Dagelijks archief: maandag 22 augustus 2011

Kunstenmaker

de geniale PR van Herman Brood

Herman BroodHet fenomeen Herman Brood was een stijlicoon, een grappenmaker, een mediaster en een handige bespeler van het Nederlandse publiek. Dat laatste bedoel ik niet negatief. Want het is een kunst om aan te voelen wat er onder het publiek leeft en om daar op in te spelen. Op het juiste moment en op de juiste plaats.

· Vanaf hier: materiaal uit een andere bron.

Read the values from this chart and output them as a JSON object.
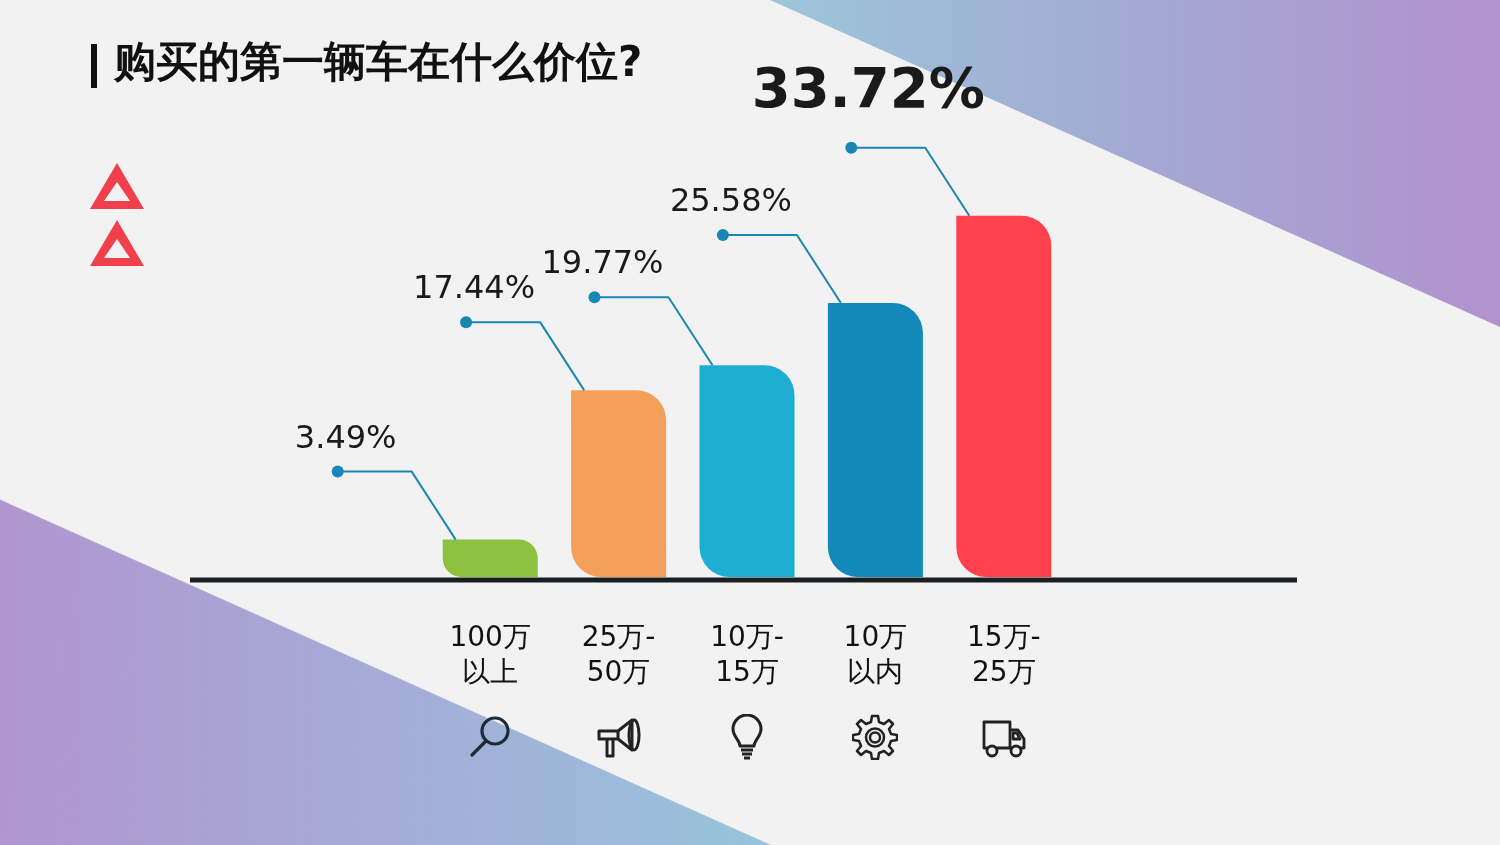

Herman Brood heeft het niet alleen voor elkaar gekregen om zijn producten aan het Nederlandse volk te verkopen, maar heeft vooral zichzelf goed verkocht. Omdat hij zichzelf tot publiek bezit gemaakt had en massaal omhelsd werd, vonden ook zijn schilderijen en zeefdrukken een weg naar de Nederlandse huiskamers. In de week nadat Herman Brood van het Hilton gesprongen was, waren zijn zeefdrukken bijna niet aan te slepen. Een kunsthandelaar meldde mij dat hij dagelijks tussen de tien en twintig zeefdrukken van Herman Brood verkocht en dat de prijzen ineens omhoog waren geschoten. Het is als met de krabbels van je bloedeigen kind. De meeste ouders smelten bij de eerste koppoter van hun peuter. Dat zo’n krabbel motorisch onbeholpen, clichématig en grof is, doet helemaal niet ter zake. Herman Brood werd en wordt door een breed en gevarieerd publiek als een groot kind gekoesterd. Zijn werk hangt in honderdduizenden huiskamers aan de muur. Net als een kindertekening is een werk van Brood een soort fetisj. Zijn energie zit erin, Brood komt naderbij als een bokshandschoen.

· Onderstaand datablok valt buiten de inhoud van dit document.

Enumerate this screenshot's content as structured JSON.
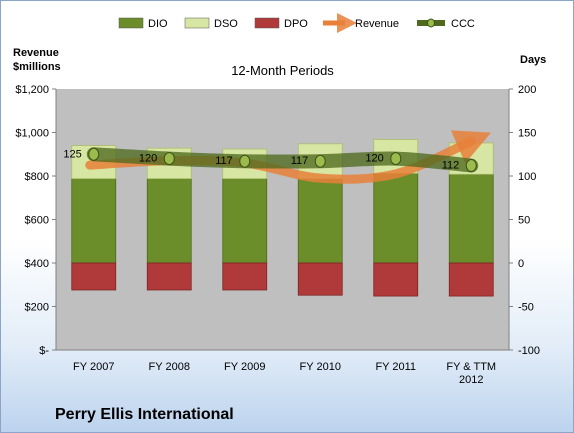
{
  "company": "Perry Ellis International",
  "chart_data": {
    "type": "bar",
    "subtitle": "12-Month Periods",
    "left_axis_title": [
      "Revenue",
      "$millions"
    ],
    "right_axis_title": "Days",
    "categories": [
      "FY 2007",
      "FY 2008",
      "FY 2009",
      "FY 2010",
      "FY 2011",
      [
        "FY & TTM",
        "2012"
      ]
    ],
    "left_axis": {
      "min": 0,
      "max": 1200,
      "step": 200,
      "tick_labels": [
        "$-",
        "$200",
        "$400",
        "$600",
        "$800",
        "$1,000",
        "$1,200"
      ]
    },
    "right_axis": {
      "min": -100,
      "max": 200,
      "step": 50,
      "tick_labels": [
        "-100",
        "-50",
        "0",
        "50",
        "100",
        "150",
        "200"
      ]
    },
    "legend": {
      "position": "top",
      "items": [
        "DIO",
        "DSO",
        "DPO",
        "Revenue",
        "CCC"
      ]
    },
    "grid": false,
    "series": [
      {
        "name": "DIO",
        "axis": "right",
        "values": [
          97,
          97,
          97,
          97,
          103,
          102
        ]
      },
      {
        "name": "DSO",
        "axis": "right",
        "values": [
          38,
          35,
          34,
          40,
          39,
          36
        ]
      },
      {
        "name": "DPO",
        "axis": "right",
        "values": [
          -31,
          -31,
          -31,
          -37,
          -38,
          -38
        ]
      },
      {
        "name": "Revenue",
        "axis": "left",
        "values": [
          850,
          870,
          860,
          790,
          810,
          960
        ]
      },
      {
        "name": "CCC",
        "axis": "right",
        "values": [
          125,
          120,
          117,
          117,
          120,
          112
        ],
        "data_labels": [
          "125",
          "120",
          "117",
          "117",
          "120",
          "112"
        ]
      }
    ],
    "colors": {
      "DIO": "#6b8e2a",
      "DSO": "#d8e6a4",
      "DPO": "#b03a3a",
      "Revenue": "#e8803a",
      "CCC": "#4f6a1f",
      "plot_bg": "#bfbfbf"
    }
  }
}
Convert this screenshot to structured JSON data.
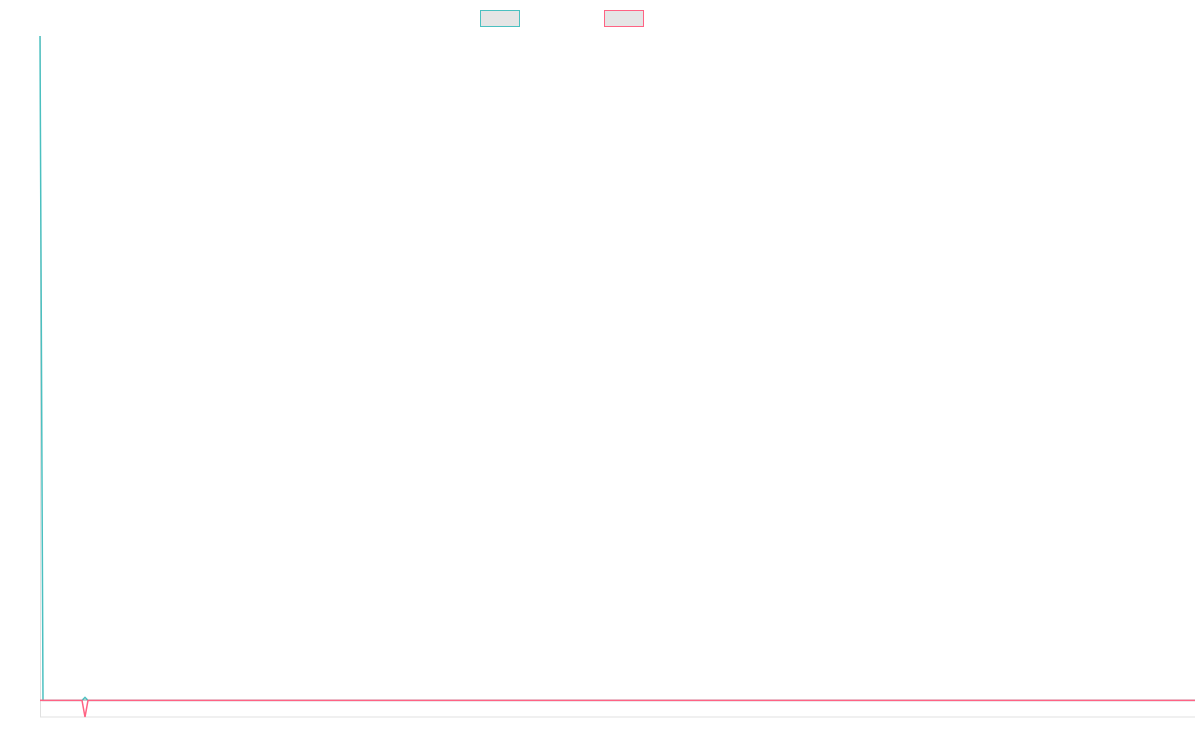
{
  "chart_data": {
    "type": "line",
    "title": "",
    "xlabel": "",
    "ylabel": "",
    "xlim": [
      0,
      385
    ],
    "ylim": [
      -2.5,
      100
    ],
    "grid": false,
    "legend_placement": "top",
    "series": [
      {
        "color": "#4bc0c0",
        "points": [
          [
            0,
            100
          ],
          [
            1,
            0
          ],
          [
            14,
            0
          ],
          [
            15,
            0.45
          ],
          [
            16,
            0
          ],
          [
            385,
            0
          ]
        ]
      },
      {
        "color": "#ff6384",
        "points": [
          [
            0,
            0
          ],
          [
            14,
            0
          ],
          [
            15,
            -2.5
          ],
          [
            16,
            0
          ],
          [
            385,
            0
          ]
        ]
      }
    ]
  }
}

Maar als beeldend kunstenaar heeft Herman Brood mij toch nooit weten te boeien. Wanneer zijn werk ter sprake komt, valt mij op dat er haast altijd de volgende kwaliteiten worden genoemd: direct, spontaan, krachtig, energiek, rauw. Bijna nooit hoor je dat zijn materiaalgebruik liefdeloos is en elke nuance mist. Of dat hij met zichzelf in een eindeloze herhaling is gevallen. Aan graffiti en zogenaamde straatkunst kun je trouwens vaak dezelfde kwaliteiten toeschrijven. Met de spuitbus en de verfroller lijkt de menselijke expressie teruggekeerd naar een primitief stadium in zijn ontwikkeling. In onze collectieve geschiedenis keren we terug naar de grotten en de holen uit het Neolithicum, terwijl we in onze individuele geschiedenis teruggaan naar de koppoters uit de peutertijd.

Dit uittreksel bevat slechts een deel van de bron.